Por todo ello, se debe concluir que la Juzgadora de instancia ha llegado a una conclusión condenatoria en base a la apreciación en conciencia de las pruebas practicadas en su presencia, sin que se aprecie tampoco error o desviación ilógica alguna en el razonamiento condenatorio, por lo que existe prueba de cargo suficiente, en los términos anteriormente analizados, siendo expuestos por la misma los motivos que le llevan a alcanzar esa convicción, sin que haya por tanto motivo alguno para modificar su criterio, en cuanto que es del todo correcta la valoración de la prueba y correcta es también la calificación y penalidad de los hechos, ni, por ello, pueda pretender la parte recurrente sustituir, vía apelación, la objetiva y libre valoración de la prueba efectuada por la Juez a quo por su propia y parcial valoración.
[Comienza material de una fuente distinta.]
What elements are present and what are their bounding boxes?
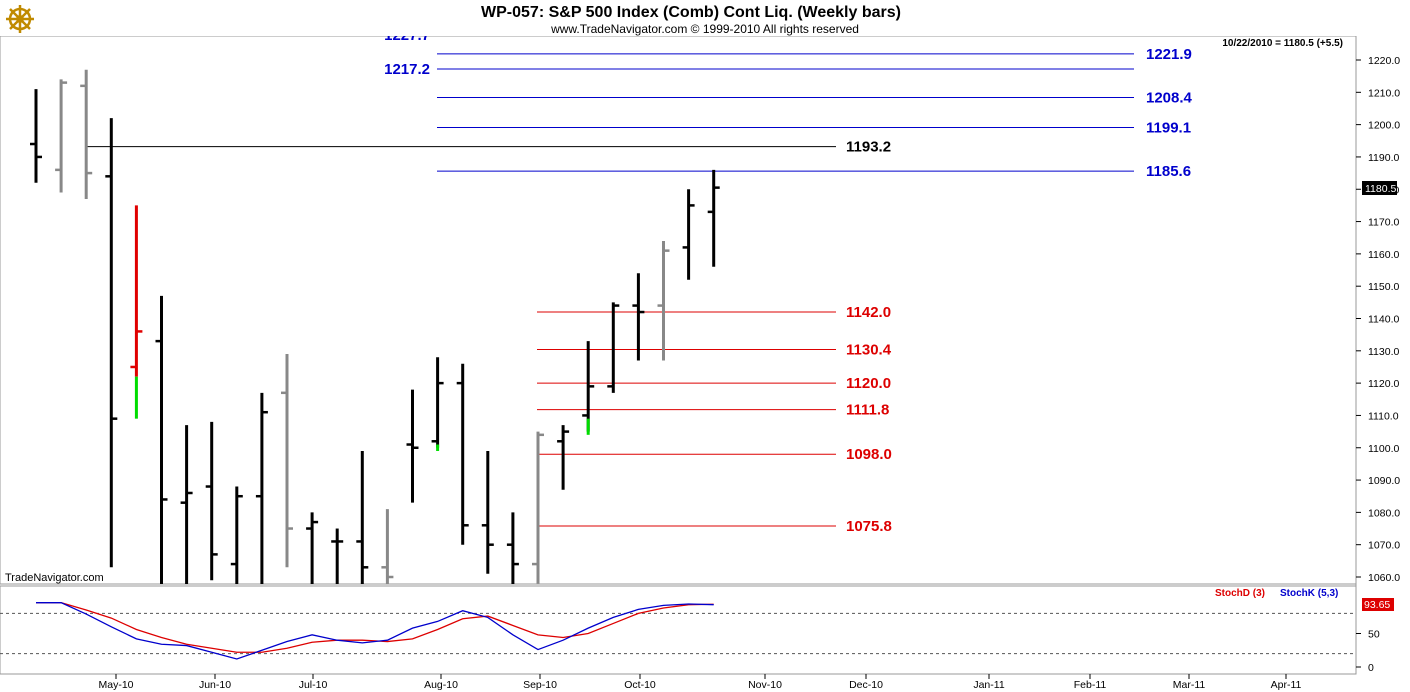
price-tick-label: 1100.0 (1368, 443, 1399, 455)
price-tick-label: 1150.0 (1368, 281, 1399, 293)
price-tick-label: 1210.0 (1368, 87, 1400, 99)
price-tick-label: 1070.0 (1368, 540, 1400, 552)
price-levels: 1227.71221.91217.21208.41199.11193.21185… (87, 27, 1193, 535)
level-label: 1217.2 (384, 61, 430, 78)
price-tick-label: 1170.0 (1368, 217, 1399, 229)
price-tick-label: 1220.0 (1368, 55, 1400, 67)
date-tick-label: Aug-10 (424, 679, 458, 691)
level-label: 1120.0 (846, 375, 891, 392)
price-tick-label: 1080.0 (1368, 507, 1400, 519)
last-quote: 10/22/2010 = 1180.5 (+5.5) (1222, 38, 1343, 49)
brand-watermark: TradeNavigator.com (5, 572, 104, 584)
date-tick-label: Jul-10 (299, 679, 328, 691)
header-band (0, 0, 1410, 36)
price-tick-label: 1090.0 (1368, 475, 1400, 487)
stoch-last-box (1362, 598, 1394, 611)
price-tick-label: 1160.0 (1368, 249, 1399, 261)
level-label: 1130.4 (846, 342, 892, 359)
price-panel (0, 35, 1357, 585)
stoch-series-line (36, 602, 714, 660)
level-label: 1142.0 (846, 304, 891, 321)
price-tick-label: 1130.0 (1368, 346, 1399, 358)
price-tick-label: 1190.0 (1368, 152, 1399, 164)
stoch-last-label: 93.65 (1364, 599, 1390, 611)
level-label: 1098.0 (846, 446, 892, 463)
date-tick-label: Feb-11 (1074, 679, 1107, 691)
level-label: 1208.4 (1146, 89, 1193, 106)
date-axis: May-10 Jun-10 Jul-10 Aug-10 Sep-10 Oct-10 Nov-… (98, 674, 1302, 691)
date-tick-label: Jan-11 (973, 679, 1004, 691)
level-label: 1199.1 (1146, 120, 1191, 137)
stoch-tick-label: 50 (1368, 629, 1380, 641)
level-label: 1193.2 (846, 139, 891, 156)
price-tick-label: 1200.0 (1368, 120, 1400, 132)
level-label: 1111.8 (846, 402, 889, 419)
stochastic-panel: 0 50 (0, 602, 1380, 674)
date-tick-label: Nov-10 (748, 679, 782, 691)
legend-stochd: StochD (3) (1215, 588, 1265, 599)
price-tick-label: 1140.0 (1368, 314, 1399, 326)
date-tick-label: Oct-10 (624, 679, 656, 691)
last-price-box (1362, 181, 1397, 195)
price-bars (30, 69, 720, 584)
legend-stochk: StochK (5,3) (1280, 588, 1338, 599)
level-label: 1185.6 (1146, 163, 1191, 180)
date-tick-label: Dec-10 (849, 679, 883, 691)
price-tick-label: 1110.0 (1368, 410, 1399, 422)
date-tick-label: May-10 (98, 679, 133, 691)
last-price-label: 1180.5 (1365, 183, 1396, 195)
date-tick-label: Mar-11 (1173, 679, 1206, 691)
stoch-panel (0, 585, 1357, 675)
copyright-subtitle: www.TradeNavigator.com © 1999-2010 All r… (550, 22, 859, 36)
chart-title: WP-057: S&P 500 Index (Comb) Cont Liq. (… (481, 4, 901, 21)
price-axis: 1060.0 1070.0 1080.0 1090.0 1100.0 1110.0 1120… (1356, 55, 1400, 584)
level-label: 1075.8 (846, 518, 892, 535)
price-tick-label: 1060.0 (1368, 572, 1400, 584)
date-tick-label: Jun-10 (199, 679, 231, 691)
ship-wheel-icon (6, 5, 34, 33)
level-label: 1221.9 (1146, 46, 1192, 63)
stoch-series-line (36, 602, 714, 653)
price-tick-label: 1120.0 (1368, 378, 1399, 390)
date-tick-label: Sep-10 (523, 679, 557, 691)
date-tick-label: Apr-11 (1271, 679, 1302, 691)
stoch-tick-label: 0 (1368, 662, 1374, 674)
SEGUNDO.- Conforme a lo establecido en el artículo 240 de la Ley de Enjuiciamiento Criminal , no apreciándose mala fe en la interposición del recurso de apelación ahora resuelto, no procede imponer las costas de esta segunda instancia al apelante, declarándolas de oficio.
En atención a todo lo que antecede, así como por lo dispuesto en las demás normas de general y pertinente aplicación y por la Autoridad conferida por el Pueblo español a través de la Constitución y las Leyes,
Fallo
Que debemos DESESTIMAR Y DESESTIMAMOS el Recurso de Apelación interpuesto por la representación procesal de don Agapito contra la sentencia de fecha 17 de octubre de 2016, dictada por el Juzgado de lo Penal nº 7 de los de Santa Cruz de Tenerife, con sede en DIRECCION000 , en el Juicio Rápido por Delito nº 214/16, por lo que procede confirmarla en su integridad, declarando de oficio las costas procesales de esta segunda instancia.
Notifíquese la presente resolución al Ministerio Fiscal y, de haberlas, a las partes personadas, haciéndoles saber que la misma no es firme y contra la misma cabe interponer RECURSO de CASACIÓN en infracción de ley e interés casacional ( artículo 792.4 en relación con los artículos 847.1, letra b , y 849.1º, todos de la Ley de Enjuiciamiento Criminal ), en el plazo de cinco días contados desde el siguiente al de su notificación, anunciándolo en esta Audiencia para ante la Sala Segunda del Tribunal Supremo.
Dedúzcase testimonio literal de esta sentencia que quedará unida al Rollo, con inclusión de la literal en el Libro de Sentencias.
Así por esta nuestra sentencia, la pronunciamos, mandamos y firmamos. Doy fe.
PUBLICACIÓN.- La anterior sentencia, ha sido dada, leída y publicada, hallándose celebrando audiencia pública en el día de su fecha. Doy fe.